Use of electrochemical iron generation for removing heavy metals from contaminated groundwater

Abstract

This paper utilizes data from two pilot studies conducted at Superfund Sites to discuss the electrochemical iron addition process developed by Andco Environmental Processes, Inc. Electrical current and steel electrodes were used to put ferrous and hydroxyl ions into solution. Once added, the chemistry was properly manipulated to provide coprecipitation and adsorption conditions capable of simultaneously removing a wide variety of heavy metals. The goals of the two projects were distinctly different. At the first site, conversion of ferrous ions to the ferric state resulted in thorough reduction of hexavalent chromium to trivalent chromium. Observations and results from this study are used to discuss system design, sludge production, and operating costs. At the second location, high concentrations of many metals required removal.
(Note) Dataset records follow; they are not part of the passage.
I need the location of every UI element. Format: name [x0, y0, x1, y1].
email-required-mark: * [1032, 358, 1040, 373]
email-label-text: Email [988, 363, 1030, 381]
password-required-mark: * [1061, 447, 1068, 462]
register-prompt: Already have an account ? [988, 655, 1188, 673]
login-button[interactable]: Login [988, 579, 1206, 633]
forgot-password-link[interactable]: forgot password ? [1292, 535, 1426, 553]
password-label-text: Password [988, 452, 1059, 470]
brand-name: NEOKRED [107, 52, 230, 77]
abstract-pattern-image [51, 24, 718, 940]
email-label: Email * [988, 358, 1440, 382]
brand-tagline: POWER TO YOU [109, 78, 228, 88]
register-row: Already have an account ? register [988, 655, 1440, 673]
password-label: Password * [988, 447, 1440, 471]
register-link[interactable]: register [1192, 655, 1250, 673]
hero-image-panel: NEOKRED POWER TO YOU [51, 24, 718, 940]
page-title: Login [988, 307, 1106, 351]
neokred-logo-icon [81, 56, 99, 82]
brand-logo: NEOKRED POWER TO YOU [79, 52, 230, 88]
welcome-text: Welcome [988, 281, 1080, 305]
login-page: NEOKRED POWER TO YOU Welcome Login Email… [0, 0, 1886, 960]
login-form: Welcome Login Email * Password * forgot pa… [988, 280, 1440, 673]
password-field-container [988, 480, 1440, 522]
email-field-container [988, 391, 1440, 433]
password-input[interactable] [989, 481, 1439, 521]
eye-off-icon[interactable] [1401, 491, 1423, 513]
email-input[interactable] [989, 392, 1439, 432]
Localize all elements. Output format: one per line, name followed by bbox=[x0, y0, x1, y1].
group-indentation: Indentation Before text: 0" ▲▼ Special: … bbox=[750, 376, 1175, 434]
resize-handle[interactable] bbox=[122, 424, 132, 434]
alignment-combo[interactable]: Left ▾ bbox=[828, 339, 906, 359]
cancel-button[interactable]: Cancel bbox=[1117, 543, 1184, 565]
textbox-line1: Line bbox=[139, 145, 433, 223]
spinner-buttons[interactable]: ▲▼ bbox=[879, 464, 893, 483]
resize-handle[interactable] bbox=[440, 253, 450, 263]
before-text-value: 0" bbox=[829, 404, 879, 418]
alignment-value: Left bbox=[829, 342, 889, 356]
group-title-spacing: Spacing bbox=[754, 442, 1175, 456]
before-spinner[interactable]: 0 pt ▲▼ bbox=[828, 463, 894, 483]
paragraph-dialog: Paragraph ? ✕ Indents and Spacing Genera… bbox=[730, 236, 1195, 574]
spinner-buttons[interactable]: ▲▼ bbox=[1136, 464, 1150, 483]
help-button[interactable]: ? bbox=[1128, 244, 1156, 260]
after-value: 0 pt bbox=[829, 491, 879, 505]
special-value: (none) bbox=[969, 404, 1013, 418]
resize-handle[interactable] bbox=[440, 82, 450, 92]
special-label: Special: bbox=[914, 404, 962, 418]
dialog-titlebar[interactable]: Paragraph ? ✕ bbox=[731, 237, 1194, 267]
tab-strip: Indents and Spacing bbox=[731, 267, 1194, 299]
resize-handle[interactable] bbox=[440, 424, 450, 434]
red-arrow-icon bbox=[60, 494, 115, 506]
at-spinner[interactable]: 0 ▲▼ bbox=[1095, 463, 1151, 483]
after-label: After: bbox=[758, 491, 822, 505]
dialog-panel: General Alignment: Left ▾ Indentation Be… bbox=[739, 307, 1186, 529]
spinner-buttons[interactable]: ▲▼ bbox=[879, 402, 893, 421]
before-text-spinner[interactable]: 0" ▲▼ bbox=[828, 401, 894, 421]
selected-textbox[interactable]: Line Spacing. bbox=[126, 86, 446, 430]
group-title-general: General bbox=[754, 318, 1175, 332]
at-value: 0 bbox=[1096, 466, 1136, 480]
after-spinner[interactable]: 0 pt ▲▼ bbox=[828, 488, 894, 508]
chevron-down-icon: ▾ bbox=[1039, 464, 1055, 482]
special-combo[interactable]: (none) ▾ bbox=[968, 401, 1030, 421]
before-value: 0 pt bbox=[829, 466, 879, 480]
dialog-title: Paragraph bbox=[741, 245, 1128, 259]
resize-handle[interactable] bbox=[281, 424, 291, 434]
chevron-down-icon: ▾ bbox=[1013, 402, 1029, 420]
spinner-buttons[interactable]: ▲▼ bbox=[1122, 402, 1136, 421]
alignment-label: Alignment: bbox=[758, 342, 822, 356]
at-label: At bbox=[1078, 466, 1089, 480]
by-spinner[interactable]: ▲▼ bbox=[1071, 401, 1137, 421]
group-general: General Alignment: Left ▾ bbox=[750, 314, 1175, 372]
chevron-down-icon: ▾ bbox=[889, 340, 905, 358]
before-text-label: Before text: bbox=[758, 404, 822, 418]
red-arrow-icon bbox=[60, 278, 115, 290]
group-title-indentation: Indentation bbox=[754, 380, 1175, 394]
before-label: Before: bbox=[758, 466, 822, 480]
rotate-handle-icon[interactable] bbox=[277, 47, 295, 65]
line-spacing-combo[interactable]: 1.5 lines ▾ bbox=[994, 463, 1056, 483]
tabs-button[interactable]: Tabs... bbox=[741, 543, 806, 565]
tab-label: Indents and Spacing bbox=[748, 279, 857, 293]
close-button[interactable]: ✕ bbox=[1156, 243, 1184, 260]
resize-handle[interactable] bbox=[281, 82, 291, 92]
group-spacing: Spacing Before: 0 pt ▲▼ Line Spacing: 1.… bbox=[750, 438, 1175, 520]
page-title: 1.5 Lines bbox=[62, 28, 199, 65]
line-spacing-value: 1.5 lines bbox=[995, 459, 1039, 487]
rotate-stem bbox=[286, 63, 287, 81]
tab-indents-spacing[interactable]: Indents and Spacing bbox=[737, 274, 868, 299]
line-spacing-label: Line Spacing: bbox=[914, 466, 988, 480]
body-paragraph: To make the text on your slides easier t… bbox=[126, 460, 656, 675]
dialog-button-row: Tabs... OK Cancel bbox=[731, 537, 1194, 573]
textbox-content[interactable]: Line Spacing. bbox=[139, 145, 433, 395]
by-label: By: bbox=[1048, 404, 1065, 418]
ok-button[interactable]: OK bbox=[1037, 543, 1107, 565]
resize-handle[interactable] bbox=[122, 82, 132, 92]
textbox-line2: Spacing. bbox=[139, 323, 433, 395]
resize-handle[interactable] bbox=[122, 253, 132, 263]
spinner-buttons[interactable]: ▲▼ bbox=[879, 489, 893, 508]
The presence of arsenic necessitated chemically induced oxidation. Hydrogen peroxide was introduced to convert Fe+2 to Fe+3 and arsenite to arsenate. By efficiently shifting the equilibrium state and adjusting pH to create conditions for maximum anion adsorption, an arsenic removal efficiency of over 99.8 percent was obtained. Proper process application resulted in simultaneous removal of aluminum, arsenic, cadmium, chromium, lead, mercury, nickel, selenium, thallium, and zinc. Also, when necessary treatment conditions were provided and maintained, metals removal by three major mechanisms resulted in iron matrices that passed regulatory levels listed in conjunction with the Toxicity Characteristic Leaching Procedures (TCLP).